But compassion goes beyond sending “positive thoughts” or “good vibes”—cultivating it is an inside job. Having compassion for others starts with having compassion for ourselves. If we can’t see ourselves through the eyes of love and understanding, it’s difficult to see others and the world in that way, as well.
In order to give and receive love, our heart (ajna) chakra must be open and clear. When our heart chakra is balanced, we will feel as though we are surrounded by love and joy, and are deeply connected to the world around us. Many of us close off our hearts to protect ourselves against hurt and pain, blocking our ajna chakra. Practices like yoga and meditation can help us open our hearts, and encourage them to be receptive to compassion.
My yoga and meditation practices have been integral in opening my heart to give and receive love and compassion. These tools are a powerful way to help us lean into these feelings—however uncomfortable they may be.
A yoga sequence to cultivate compassion
The following sequence begins with a loving compassion meditation and is followed by a powerful flow through heart openers and dynamic postures. Allow this intentional practice to help open your heart and create space in the body and mind for deep compassion for yourself and those around you.
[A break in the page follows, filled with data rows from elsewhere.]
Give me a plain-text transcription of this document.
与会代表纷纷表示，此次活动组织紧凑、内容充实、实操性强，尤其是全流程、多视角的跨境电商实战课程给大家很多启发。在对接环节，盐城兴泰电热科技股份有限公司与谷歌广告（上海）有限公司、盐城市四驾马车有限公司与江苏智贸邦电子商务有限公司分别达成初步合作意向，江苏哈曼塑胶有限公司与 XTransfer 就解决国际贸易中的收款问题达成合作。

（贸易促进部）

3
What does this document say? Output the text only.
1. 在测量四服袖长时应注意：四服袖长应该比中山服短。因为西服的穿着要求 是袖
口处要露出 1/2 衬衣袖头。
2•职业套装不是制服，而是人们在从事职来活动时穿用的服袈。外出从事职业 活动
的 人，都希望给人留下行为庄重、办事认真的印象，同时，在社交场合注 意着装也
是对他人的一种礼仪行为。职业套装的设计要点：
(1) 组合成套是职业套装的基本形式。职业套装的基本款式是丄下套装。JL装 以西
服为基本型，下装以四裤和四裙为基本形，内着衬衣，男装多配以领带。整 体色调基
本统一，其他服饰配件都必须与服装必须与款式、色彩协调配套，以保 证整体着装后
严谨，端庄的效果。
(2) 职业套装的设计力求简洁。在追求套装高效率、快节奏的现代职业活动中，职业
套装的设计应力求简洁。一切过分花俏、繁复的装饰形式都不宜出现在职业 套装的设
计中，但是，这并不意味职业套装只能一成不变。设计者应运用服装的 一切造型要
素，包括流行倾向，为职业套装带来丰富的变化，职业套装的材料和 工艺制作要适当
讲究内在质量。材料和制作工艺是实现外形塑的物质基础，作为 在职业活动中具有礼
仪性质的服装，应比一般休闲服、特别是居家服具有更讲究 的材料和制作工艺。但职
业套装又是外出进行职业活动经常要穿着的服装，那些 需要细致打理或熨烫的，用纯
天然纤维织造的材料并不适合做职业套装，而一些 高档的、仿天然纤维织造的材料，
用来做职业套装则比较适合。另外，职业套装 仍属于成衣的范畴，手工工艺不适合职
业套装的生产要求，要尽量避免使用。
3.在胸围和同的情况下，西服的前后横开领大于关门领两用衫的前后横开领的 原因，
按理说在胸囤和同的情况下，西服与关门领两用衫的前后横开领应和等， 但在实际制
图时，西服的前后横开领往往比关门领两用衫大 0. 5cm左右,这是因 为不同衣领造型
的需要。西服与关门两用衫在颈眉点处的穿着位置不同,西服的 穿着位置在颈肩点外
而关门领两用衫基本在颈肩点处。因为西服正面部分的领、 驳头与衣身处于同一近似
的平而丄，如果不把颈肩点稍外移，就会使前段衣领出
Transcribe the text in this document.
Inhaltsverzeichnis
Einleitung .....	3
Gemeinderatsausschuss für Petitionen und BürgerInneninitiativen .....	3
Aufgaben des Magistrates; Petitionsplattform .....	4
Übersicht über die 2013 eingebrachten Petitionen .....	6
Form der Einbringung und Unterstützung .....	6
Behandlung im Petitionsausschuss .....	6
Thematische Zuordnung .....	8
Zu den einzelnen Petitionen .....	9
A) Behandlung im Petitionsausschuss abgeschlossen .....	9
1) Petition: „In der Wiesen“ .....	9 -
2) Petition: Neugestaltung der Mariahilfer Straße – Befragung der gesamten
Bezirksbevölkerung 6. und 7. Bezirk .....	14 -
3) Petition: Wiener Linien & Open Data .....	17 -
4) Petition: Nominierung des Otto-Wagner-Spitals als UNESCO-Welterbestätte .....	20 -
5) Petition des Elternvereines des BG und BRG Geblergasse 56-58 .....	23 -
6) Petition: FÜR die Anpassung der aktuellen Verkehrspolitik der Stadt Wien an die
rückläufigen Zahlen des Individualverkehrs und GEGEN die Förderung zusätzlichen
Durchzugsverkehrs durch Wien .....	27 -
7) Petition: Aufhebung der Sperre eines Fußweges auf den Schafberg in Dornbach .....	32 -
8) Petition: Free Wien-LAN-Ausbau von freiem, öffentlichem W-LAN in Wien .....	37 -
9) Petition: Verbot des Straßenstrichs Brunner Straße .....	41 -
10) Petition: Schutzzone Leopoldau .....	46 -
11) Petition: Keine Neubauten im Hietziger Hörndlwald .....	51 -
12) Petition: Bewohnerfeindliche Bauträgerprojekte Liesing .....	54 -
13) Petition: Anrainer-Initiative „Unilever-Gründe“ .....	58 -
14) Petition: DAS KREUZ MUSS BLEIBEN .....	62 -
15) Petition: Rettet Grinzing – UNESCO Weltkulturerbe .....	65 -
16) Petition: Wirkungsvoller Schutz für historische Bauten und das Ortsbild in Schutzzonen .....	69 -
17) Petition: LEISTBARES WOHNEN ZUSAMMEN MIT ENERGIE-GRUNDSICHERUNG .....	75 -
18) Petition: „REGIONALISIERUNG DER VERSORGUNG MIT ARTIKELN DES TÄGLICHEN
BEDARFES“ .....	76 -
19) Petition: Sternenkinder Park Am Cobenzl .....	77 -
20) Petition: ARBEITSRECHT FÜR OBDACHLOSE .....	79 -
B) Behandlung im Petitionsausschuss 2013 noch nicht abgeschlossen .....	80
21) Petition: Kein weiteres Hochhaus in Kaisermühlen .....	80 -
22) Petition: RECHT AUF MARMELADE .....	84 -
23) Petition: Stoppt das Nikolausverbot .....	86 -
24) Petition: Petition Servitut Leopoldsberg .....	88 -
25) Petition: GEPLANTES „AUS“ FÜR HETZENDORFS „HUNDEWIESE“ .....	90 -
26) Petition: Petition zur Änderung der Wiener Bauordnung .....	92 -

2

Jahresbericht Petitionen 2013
A meditation for compassion
Begin in a comfortable seated position. Take a few deep breaths to settle into your body and into the present moment. Place one hand on your heart and the other on your belly. Begin to scan your body for tension and notice any particularly strong emotions you are experiencing. Repeat to yourself, “It is OK for me to feel this way,” and meet yourself in this moment with loving compassion and acceptance. Continue for around 5 minutes or until you feel a sense of peace and expansion.
Seated spine articulation
From your seat, place your palms on your knees. Begin to articulate the spine, on an inhale, tilting the pelvis back and creating a c curve with the spine, opening up through the heart. On an exhale, press into the palms and arch your spine, tilting the pelvis forward and letting the head and neck heavy. Continue moving in this pattern for 10 rounds.
Come into Tabletop, stacking your wrists underneath the shoulders and knees underneath the hips. On an exhale, walk your palms forward and allow your chest to melt toward the mat. Press your palms into the mat and keep your arms engaged. Gently rest your forehead or chin on the mat for a deeper stretch. Hold for five breaths, sinking deeper into the pose with each exhale.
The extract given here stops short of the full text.